Randomized controlled trials (RCTs) are, at this point, a well-established part of the development research toolkit. Yet policymakers, researchers, and others still debate how best to learn from RCTs, what they can teach us (and what they can’t), what ethical challenges they bring, and how big a part of that toolkit they should be. Late last year, Bédécarrats, Guérin, and Roubaud edited a 450-page volume on the topic—Randomized Control Trials in the Field of Development: A Critical Perspective. Here’s my take, published in the journal Population and Development Review a few days ago.
Debates about the value and the ethics of randomized controlled trials (RCTs) in development economics have been active for at least the past 20 years, since a group of prominent economists began publishing the results of RCTs on a range of development issues. Debates about RCTs, both in high-income countries and development settings, have existed for much longer, but the past two decades have seen a marked increase in the production of RCTs in low and middle-income countries and—with them—a host of criticisms. The 2019 award of the Sveriges Riksbank Prize in Economic Sciences in Memory of Alfred Nobel to Abhijit Banerjee, Esther Duflo, and Michael Kremer for their work using experiments to illuminate solutions to global poverty provided official recognition of the work, on the one hand; but on the other, it spurred further critical discussion.
A new volume, Randomized Control Trials in the Field of Development: A Critical Perspective, edited by Florent Bédécarrats, Isabelle Guérin, and François Roubaud, seeks to add to this debate with a collection of 13 studies, along with an introduction by the editors and a set of four interviews (with an Indian policymaker, an Indian government advisor, a French aid official, and a French aid researcher). The editors assemble an array of voices, mostly economists but also medical doctors, water and sanitation specialists, a biostatistician, and others.

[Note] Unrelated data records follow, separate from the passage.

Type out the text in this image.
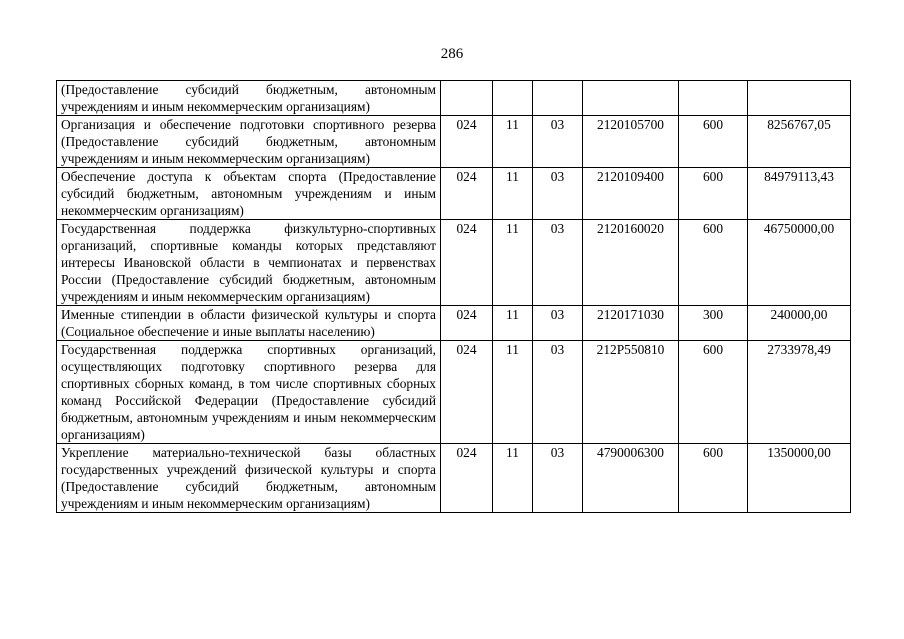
286
(Предоставление субсидий бюджетным, автономным учреждениям и иным некоммерческим организациям)						
Организация и обеспечение подготовки спортивного резерва (Предоставление субсидий бюджетным, автономным учреждениям и иным некоммерческим организациям)	024	11	03	2120105700	600	8256767,05
Обеспечение доступа к объектам спорта (Предоставление субсидий бюджетным, автономным учреждениям и иным некоммерческим организациям)	024	11	03	2120109400	600	84979113,43
Государственная поддержка физкультурно-спортивных организаций, спортивные команды которых представляют интересы Ивановской области в чемпионатах и первенствах России (Предоставление субсидий бюджетным, автономным учреждениям и иным некоммерческим организациям)	024	11	03	2120160020	600	46750000,00
Именные стипендии в области физической культуры и спорта (Социальное обеспечение и иные выплаты населению)	024	11	03	2120171030	300	240000,00
Государственная поддержка спортивных организаций, осуществляющих подготовку спортивного резерва для спортивных сборных команд, в том числе спортивных сборных команд Российской Федерации (Предоставление субсидий бюджетным, автономным учреждениям и иным некоммерческим организациям)	024	11	03	212P550810	600	2733978,49
Укрепление материально-технической базы областных государственных учреждений физической культуры и спорта (Предоставление субсидий бюджетным, автономным учреждениям и иным некоммерческим организациям)	024	11	03	4790006300	600	1350000,00
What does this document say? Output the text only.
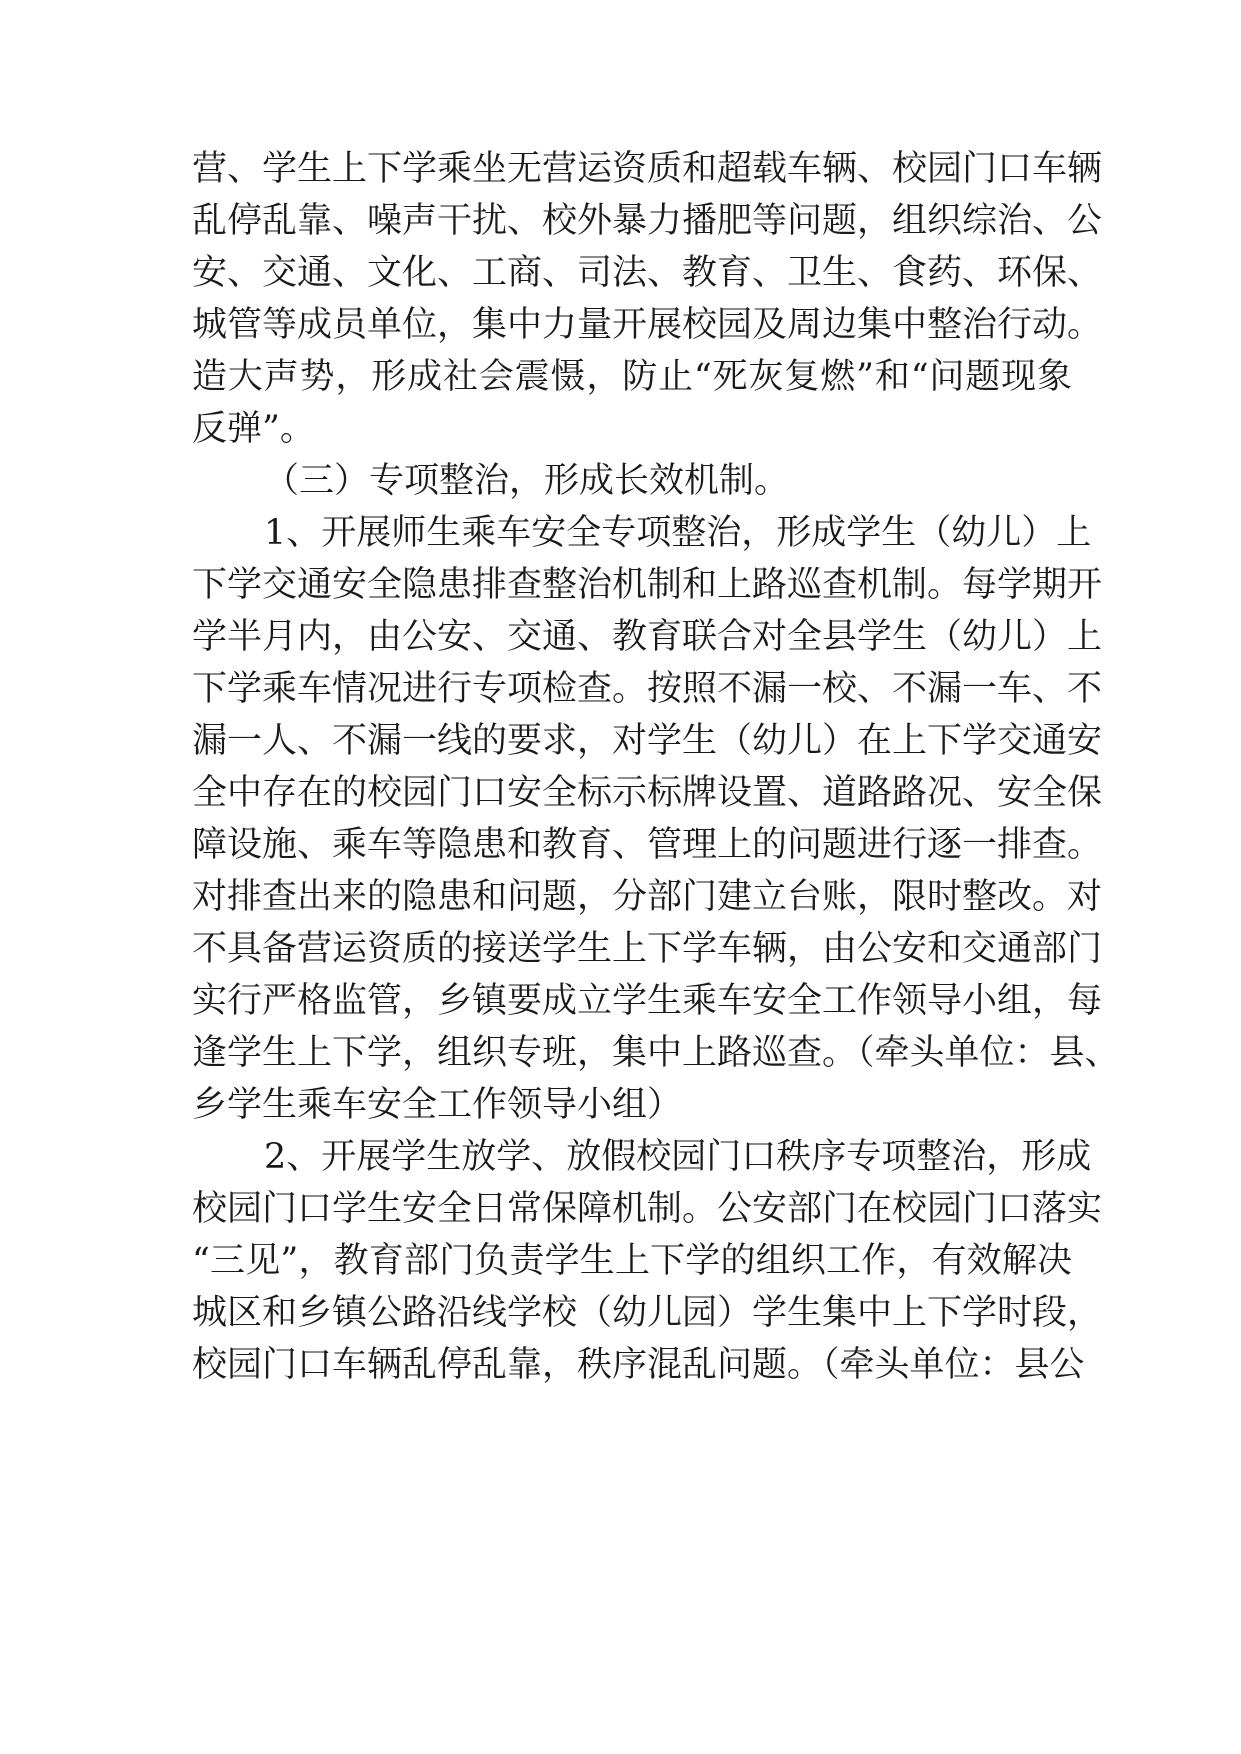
营、学生上下学乘坐无营运资质和超载车辆、校园门口车辆
乱停乱靠、噪声干扰、校外暴力播肥等问题，组织综治、公
安、交通、文化、工商、司法、教育、卫生、食药、环保、
城管等成员单位，集中力量开展校园及周边集中整治行动。
造大声势，形成社会震慑，防止“死灰复燃”和“问题现象
反弹”。
（三）专项整治，形成长效机制。
1、开展师生乘车安全专项整治，形成学生（幼儿）上
下学交通安全隐患排查整治机制和上路巡查机制。每学期开
学半月内，由公安、交通、教育联合对全县学生（幼儿）上
下学乘车情况进行专项检查。按照不漏一校、不漏一车、不
漏一人、不漏一线的要求，对学生（幼儿）在上下学交通安
全中存在的校园门口安全标示标牌设置、道路路况、安全保
障设施、乘车等隐患和教育、管理上的问题进行逐一排查。
对排查出来的隐患和问题，分部门建立台账，限时整改。对
不具备营运资质的接送学生上下学车辆，由公安和交通部门
实行严格监管，乡镇要成立学生乘车安全工作领导小组，每
逢学生上下学，组织专班，集中上路巡查。（牵头单位：县、
乡学生乘车安全工作领导小组）
2、开展学生放学、放假校园门口秩序专项整治，形成
校园门口学生安全日常保障机制。公安部门在校园门口落实
“三见”，教育部门负责学生上下学的组织工作，有效解决
城区和乡镇公路沿线学校（幼儿园）学生集中上下学时段，
校园门口车辆乱停乱靠，秩序混乱问题。（牵头单位：县公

Sometimes the volume feels like a true debate. Pritchett (Chapter 2) argues that RCTs distract from a more holistic view of national development in favor of a focus on specific targets (such as “eradicating extreme poverty”). Morduch (Chapter 3) rebuts that “systemic change is not always possible, and sometimes leaves parts of populations behind. Broadening access and service delivery, and expanding the provision of basic goods, remains a fundamental agenda for governments, aid agencies, and foundations.” Morduch also pushes back against the idea that RCTs drove a shift in focus away from macroeconomic growth, providing evidence that a shift towards private goods began two decades earlier. In another instance, Ravallion (Chapter 1) proposes that RCTs “get less critical scrutiny than other methods” whereas Vivalt (Chapter 11) highlights, in a related if not direct response, that RCTs show less evidence of specification searching (i.e., dropping or adding or transforming variables to get a statistically significant result) than other studies. Ogden (Chapter 4) provides a taxonomy of seven classes of RCT critiques, including many of those in other chapters (along with others unmentioned in this volume), and also provides responses to many of them.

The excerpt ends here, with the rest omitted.